If there is more than one specimen, one of the examples, usually the one that is in the best condition and is truly representative as established by counts and measurements, is selected as the holotype. If there is only a single specimen it is automatically the holotype. The remaining specimens that form the basis of the description are called paratypes, unless they are specifically designated as non-types due to their damaged condition or if there is any doubt that they belong to the new species. All type specimens must be deposited in a recognized institutional museum collection and are given a registration number, which is included in the description.
There are a variety of journals that publish descriptions of new species. Some of these are traditional paper publications that are long established and highly reputable. There is also an increasing number of online journals that are rapidly gaining popularity due to the much-reduced waiting time between submission and actual publication, and the unlimited use of color illustrations, which may be severely restricted or discouraged in more traditional journals. Every journal has its own format, which the author must comply with. Once a manuscript is submitted there is generally a waiting period while it is sent to a panel of experts for review. After the review process the manuscript is returned to the author, who must then satisfy the journal editor that all of the reviewer’s comments and corrections have been incorporated or give reasons for not following their recommendations. The manuscript is then typeset and the proofs are sent to the author for final checking before publication. Although the entire process may seem a bit complicated it’s actually very straight forward – especially after a few hundred times.

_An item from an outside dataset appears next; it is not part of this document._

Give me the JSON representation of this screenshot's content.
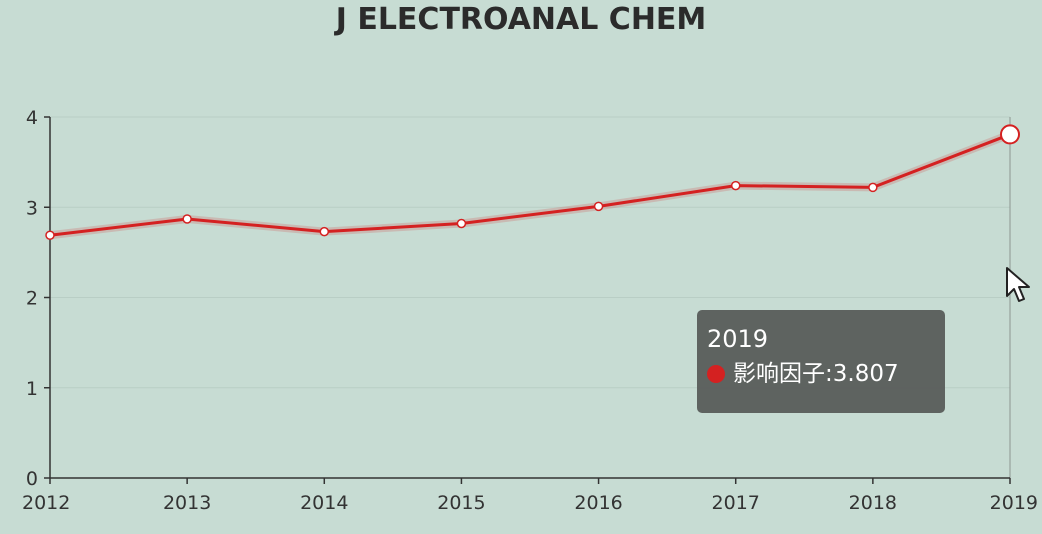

Dr. Gerald Allen is the BHS’s ultimate “fish geek”! He dives frequently in the BHS, mainly looking for new species. But he is also the person responsible for the seminal surveys that established the Bird’s Head as the planet’s most diverse tropical marine environment. For more than 24 years Gerry was the Curator of Fishes for the Western Australia Museum (Perth). During his tenure, Australia’s fish count increased from around 600 to over 2000 species. During the dozen years Gerry has dived around the Bird’s Head, the fish count has grown to over 1700. Author of more than 33 books and 400 scientific publications, Gerry’s work is known to the dive community through his books on anemone fish, butterflyfish, and the classic Reef Fish Identification: Tropical Pacific which he coauthored with Roger Steene, Paul Humann, and Ned DeLoach. Most recently Gerry co-authored the three-volume comprehensive set, Reef Fishes of the East Indies with Dr. Mark Erdmann, vice-president of Conservation International’s Asia-Pacific marine programs. During his 40-year-long career Gerry has logged more than 12,000 dives. We have had the pleasure of diving with him frequently. Besides counting fish and looking for new species, Gerry has an overflowing archive of some of the funniest dive stores we’ve ever heard.